Life is not that easy with Downs’s kids due to their behaviour. Sometimes we need immense patience to handle these kids and the pressures the world has to offer. Your daily routine changes – the people you hang out with change – the things you do change and there is a lot of sacrifice that needs to be put in to move on with such kids – but at the end of the day what you need is Love – you need to love them from your heart and all the things that you leave behind will sum up to nothing.”
“She has always been moody, stubborn and sly in getting her point across (I shouldn’t say this, but its a point worth noting – these kids are very smart in faking emotions to get their work done or point across as they know we immediately melt down. That somehow taught me to be a little strict with her). She is super stubborn – simple reason – she doesn’t like being told what to do but likes being asked and requested and pleaded. If you say please – she might really think about listening but if you insist – you’re history!
Well for me – I intend to get her home as soon as possible. Once probably I’m settled, I plan to have a house help 24×7 for her and have her home and keep her back at her old school Prayatna, which is an awesome place as they teach the right things these kids need.”
“My ending note – to all parents or guardians of such kids – please love these kids. Its love that these kids need. If you treat them specially (negatively), then they will never be happy and in-turn you will never be happy. If you treat them as your own kid, then they are all yours. I spoke about the love that she got at Carmel School in Kuwait – well its this love and acceptance due to which she has developed self-confidence.
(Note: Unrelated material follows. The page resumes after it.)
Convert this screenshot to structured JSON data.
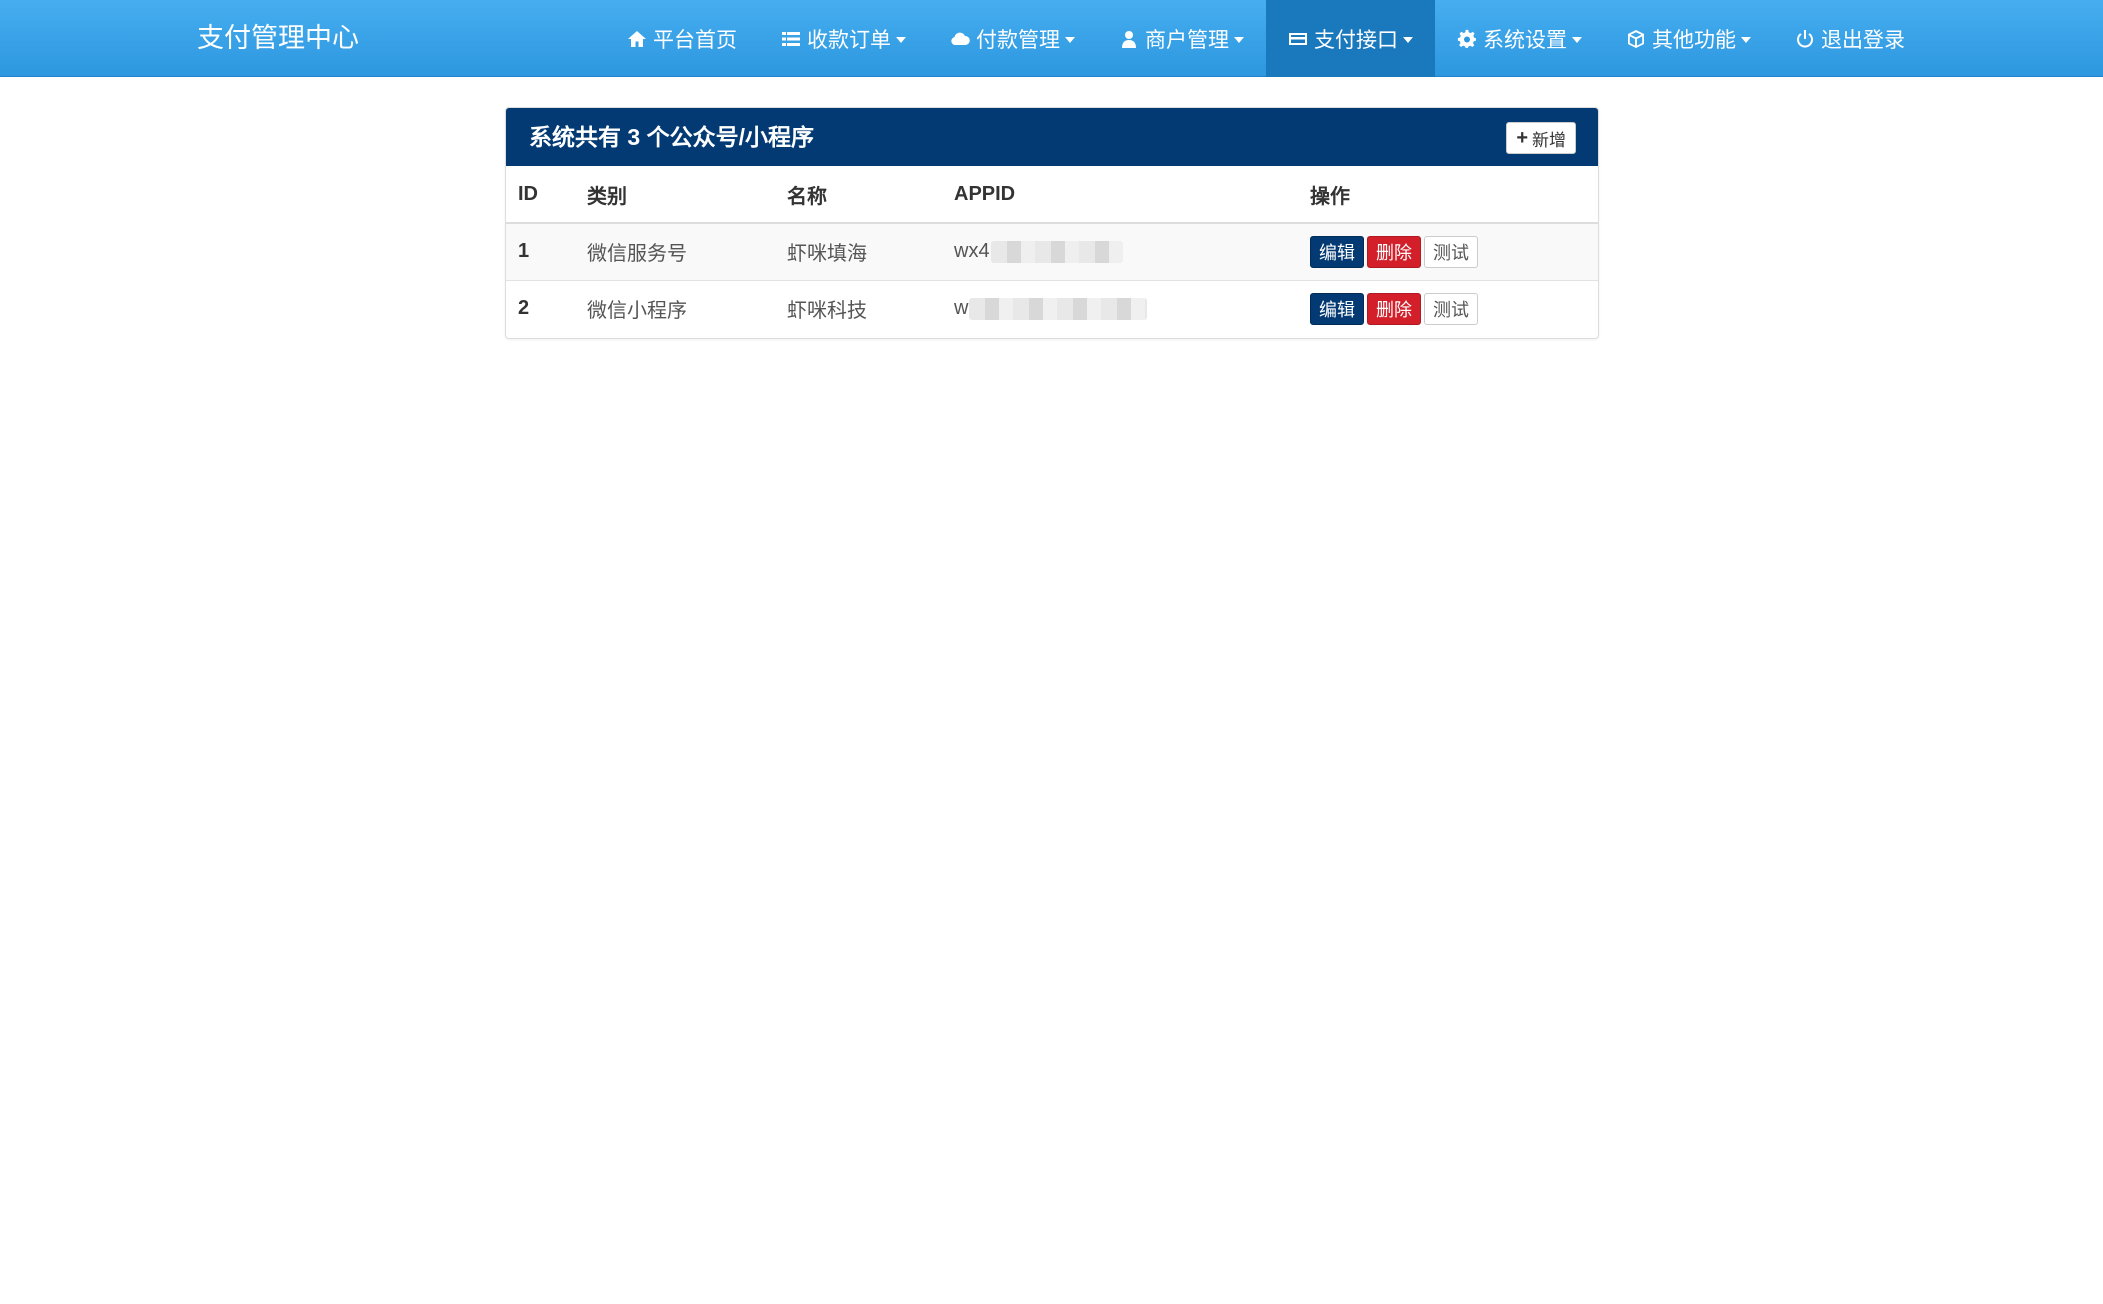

These kids are not very approachable and they for sure are not that friendly at first. But its this love and acceptance that made her into super approachable – and this is not a hyperbole – but I do have friends who like to spend more time with her than me. She loves socialising and I owe the school for involving her in all dance programs, skits, games and extra curricular activities and the students eventually used to give up in the competition just to let her win to help her build her confidence.”